By Nick Gerlich
They show up in your e-mail...the promise of money, material goods, or simply good luck---if you only forward that e-mail to 10 other people. Sound familiar? The chain letter has graduated, and is now an e-scam.
We could have guessed it would happen. Chain letters always preyed upon people's emotions, such as greed, hope, and compassion. Now that 50-percent of US homes have a PC, chain letters have gone electronic. And good-intentioned people are passing them along, clogging up our e-mails like Christmas cards slow down the US Post Office.
This new breed of chain letter I call "e-scams," not that people lose money in the process, but that they waste time (theirs and other's). Readers fall for the promise of personal gain, and then share the prosperity message with everyone on their mailing list.
Common to most of these e-scams is some reference to a rather sophisticated tracking device, usually operated by Microsoft, that somehow keeps track of how many people you send the e-mail to. The truth is, while your ISP may be able to track how many e-mails you've sent and received, Microsoft cannot. Furthermore, it doesn't care.
Below is the text of an e-scam circulating that concerns the popular retail chain GAP:
Free Gap Clothes..DON'T DELETE!!
Pass it on and I will be more than glad to share
with you Abercrombie & Fitch have recently
merged to form the largest hottie
outfitter company in the world! In
an effort to remain at pace with this
giant, the GAP has introduced a
new email tracking system to
determine who has the most
loyal followers. This email is a
beta test of the new clothing line and GAP has
generously offered to compensate those who participate in the
testing process. For each person
you send this e-mail to, you will be given a
pair of cargo pants. For every person
they give it to, you will be given an
print T-shirt, for every
person they send it
to, you will recieve a
GAP will tally all the
emails produced under
your name over a two week
period and then email you with more
instructions. This beta test is only for
Microsoft Windows users because the email
tracking device that contacts GAP is
embedded into the code of Windows 95 and
98. If you wish to speed up the
"clothes receiving process" then you can email
the GAP's P.R. rep for a free list of
email addresses to try, at...."firstname.lastname@example.org
This really works I started this a month ago. The GAP emailed
me with further instructions like my size and address etc.

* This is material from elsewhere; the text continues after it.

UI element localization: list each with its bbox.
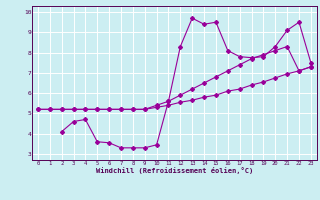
X-axis label: Windchill (Refroidissement éolien,°C): Windchill (Refroidissement éolien,°C) bbox=[96, 167, 253, 174]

A couple days later I received a box load of clothes!!! They are
The volume of e-mail generated by this scam was so huge that GAP had to post a disclaimer to their web site to try to stanch the flow. To no avail, of course--people love the promise of free stuff, and if all it takes is a few mouseclicks...
Other e-scams making the rounds include the following:
- The Miller Brewing Company, in celebration of the millennium, wants to give away a free six-pack of beer to the first 2,000,000 people to circulate the bogus e-mail. Hey, what if I use all of my e-mail aliases? I could get a few cases!
- Honda will credit you $1 for each person your message gets sent to. You could save over $1000 on a new car! If Shermer sent this e-mail to every person on the SkepticMag Hotline list, he could darn near get a new car!
- M&M is celebrating the millennium in a big way. M&M---get it? MM = 2000 in Roman numerals. Send the e-mail, and you'll get M&Ms for life. Just what I need...a mouthful of cavities to mark the new century.
There are variations of each of these making the rounds. Invariably, though, the central
premise (free goods or money) is predicated upon the person circulating the e-mail to as many people as possible.
Are these scams of the popular genre known as urban legends? Probably not. Jan Harold Brunvand, the author of many books on urban legends, and the undisputed authority on the subject, would likely say no. His latest book, Too Good To Be True, discusses the e-mailing of legends and other such tales. Whereas the Neiman Marcus Cookie Recipe, told verbally and now by e-mail, is a good example of an urban legend, the new breed is not. (Of course, the story in the legend never occurred--another hallmark of urban legends.)
For example, the Neiman Marcus legend features the theme of retribution and poetic justice. Urban legends nearly always have some kind of a moral to them. In this case, the moral is that the big, bad company screwed some poor consumer, and now she's getting back.
The current e-scams, however, do not feature any such moral. They simply promise some material gain, which casts them into the lot of chain letter..the same kinds of letters that promised good luck (or threatened bad luck if nothing was done) for sending the message, or featured public domain recipes for everyone to try, or the humorous "Splat" e-mail snowball that screams "Gotcha!"
At best, these e-scams are humorous and mildly entertaining for those who can see through them. For those who send them, they build a temporary state of hope...until the six-pack or M&Ms or Hondas never arrive. The real victims, though, are the companies who are innocently entangled in the scam. They are made to look bad, and are forced to waste time and money putting out these fires.
If it sounds too good to be true, well, it ain't. And you can e-mail that to as many people as you like.